We refer to the report Controversial New School Accepts 300 Students (October 17). Now that the Archbishop’s Seminary primary school has opened we Tal-Virtù residents can already see through headmaster Fr David Cilia’s claim that “with 450 new students who will start over the next three years, there will be a maximum of 32 minivans. From my experience, very few parents have the time to drop off and pick up their children from school”.

A visit to the school entrance during opening/closing hours reveals that a great many pupils are, in fact, ferried by their parents. The resultant traffic confusion will get worse next year and the following as the school accepts more students.

The Malta Environment and Planning Authority approved the expansion of the school’s student population from 250 to 825 without even asking for a traffic impact statement study this will have on the residential streets of Rabat and Tal-Virtù – despite the latter area being designated by Mepa as a “residential priority area”. Nor was any traffic management plan requested.

Mepa washed its hands of this responsibility, saying this was within Transport Malta’s competence. Yet, when we wrote to Transport Malta asking why it did not warrant such a study it did not even have the decency to reply. Perhaps if it had, an inconvenient truth would have emerged.

The school’s new staff car park currently under construction will provide another access to the school right through the heart of Tal-Virtù. Yet the Mepa permit does not oblige the Seminary to ensure that this does not turn into a de facto second entrance to the school.

Mepa never replied to the concerned residents’ various letters, memoranda, petitions or judicial protest highlighting the various other flaws in the Mepa case officer’s assessment of the school’s application and the planning policies that were being broken.
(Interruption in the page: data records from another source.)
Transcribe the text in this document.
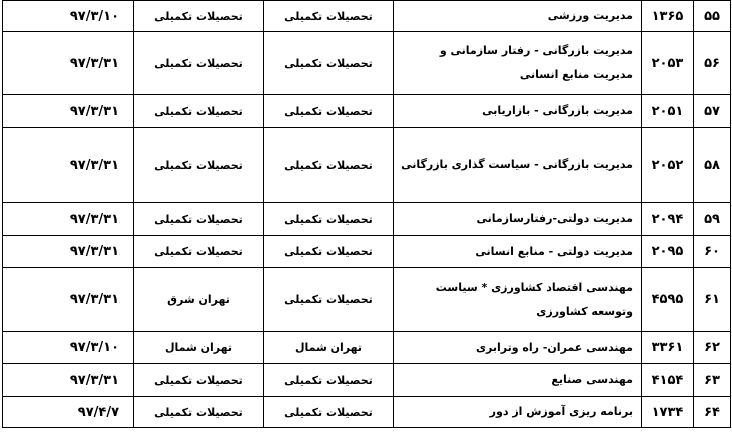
۵۵	۱۳۶۵	مدیریت ورزشی	تحصیلات تکمیلی	تحصیلات تکمیلی	۹۷/۳/۱۰
۵۶	۲۰۵۳	مدیریت بازرگانی - رفتار سازمانی و مدیریت منابع انسانی	تحصیلات تکمیلی	تحصیلات تکمیلی	۹۷/۳/۳۱
۵۷	۲۰۵۱	مدیریت بازرگانی - بازاریابی	تحصیلات تکمیلی	تحصیلات تکمیلی	۹۷/۳/۳۱
۵۸	۲۰۵۲	مدیریت بازرگانی - سیاست گذاری بازرگانی	تحصیلات تکمیلی	تحصیلات تکمیلی	۹۷/۳/۳۱
۵۹	۲۰۹۴	مدیریت دولتی-رفتارسازمانی	تحصیلات تکمیلی	تحصیلات تکمیلی	۹۷/۳/۳۱
۶۰	۲۰۹۵	مدیریت دولتی - منابع انسانی	تحصیلات تکمیلی	تحصیلات تکمیلی	۹۷/۳/۳۱
۶۱	۴۵۹۵	مهندسی اقتصاد کشاورزی * سیاست وتوسعه کشاورزی	تحصیلات تکمیلی	تهران شرق	۹۷/۳/۳۱
۶۲	۳۳۶۱	مهندسی عمران- راه وترابری	تهران شمال	تهران شمال	۹۷/۳/۱۰
۶۳	۴۱۵۴	مهندسی صنایع	تحصیلات تکمیلی	تحصیلات تکمیلی	۹۷/۳/۳۱
۶۴	۱۷۳۴	برنامه ریزی آموزش از دور	تحصیلات تکمیلی	تحصیلات تکمیلی	۹۷/۴/۷
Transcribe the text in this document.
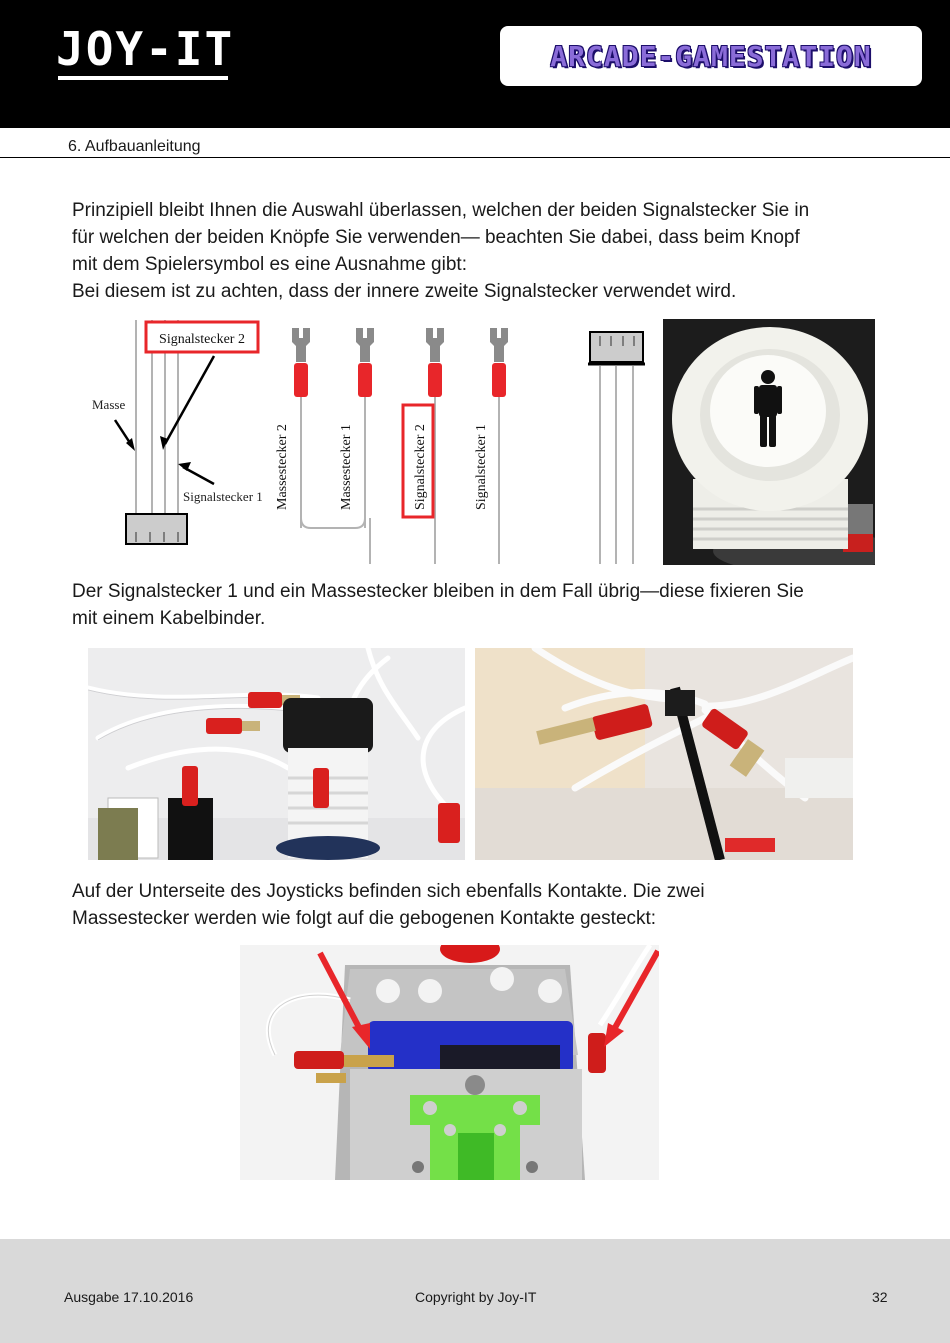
JOY-IT	ARCADE-GAMESTATION
6. Aufbauanleitung

Prinzipiell bleibt Ihnen die Auswahl überlassen, welchen der beiden Signalstecker Sie in

für welchen der beiden Knöpfe Sie verwenden— beachten Sie dabei, dass beim Knopf

mit dem Spielersymbol es eine Ausnahme gibt:

Bei diesem ist zu achten, dass der innere zweite Signalstecker verwendet wird.

Signalstecker 2
Masse
Signalstecker 1 Massestecker 2	Massestecker 1	Signalstecker 2	Signalstecker 1

Der Signalstecker 1 und ein Massestecker bleiben in dem Fall übrig—diese fixieren Sie

mit einem Kabelbinder.

Auf der Unterseite des Joysticks befinden sich ebenfalls Kontakte. Die zwei

Massestecker werden wie folgt auf die gebogenen Kontakte gesteckt:

Ausgabe 17.10.2016	Copyright by Joy-IT	32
The Mepa chairman wrote to say the authority would “start the process of investigating your complaints” and that “you shall be duly informed of these proceedings in due course”. But no reply has been received, despite the residents’ lawyer’s reminders.

Although the Mepa board dismissed the authority’s audit officer’s scathing report, claiming the extension fell under a national policy, this conclusion is debatable.

The “national policy” only deals with the removal of an exam, not where new schools/extensions should be built. One could have argued there was no need to build the Seminary’s primary school next to its secondary school as they have a completely different set of teachers. Also, the school could have used the ballot system instead of exams.

This Mepa board decision sets a precedent whereby any further expansion of this school and other projects can be justified even if they are completely at odds with the local area plan.

Significantly, the application to expand St Augustine College, Pietà, submitted at roughly the same time as the Seminary school’s, is still not approved over a year later, with the applicant being asked to change various site plans and submit a traffic management plan. Strange how differently the Seminary school’s application was treated.

The reaction of Mepa, Transport Malta and the local Church’s highest officials to the alleged injustices surrounding this case confirms the impression many have formed that they are inconsistent, weak with the strong and strong with the weak and that there is acquiescence in rule-bending at the highest levels to pay only lip service to the “better quality of life for all” these institutions are supposed to ensure.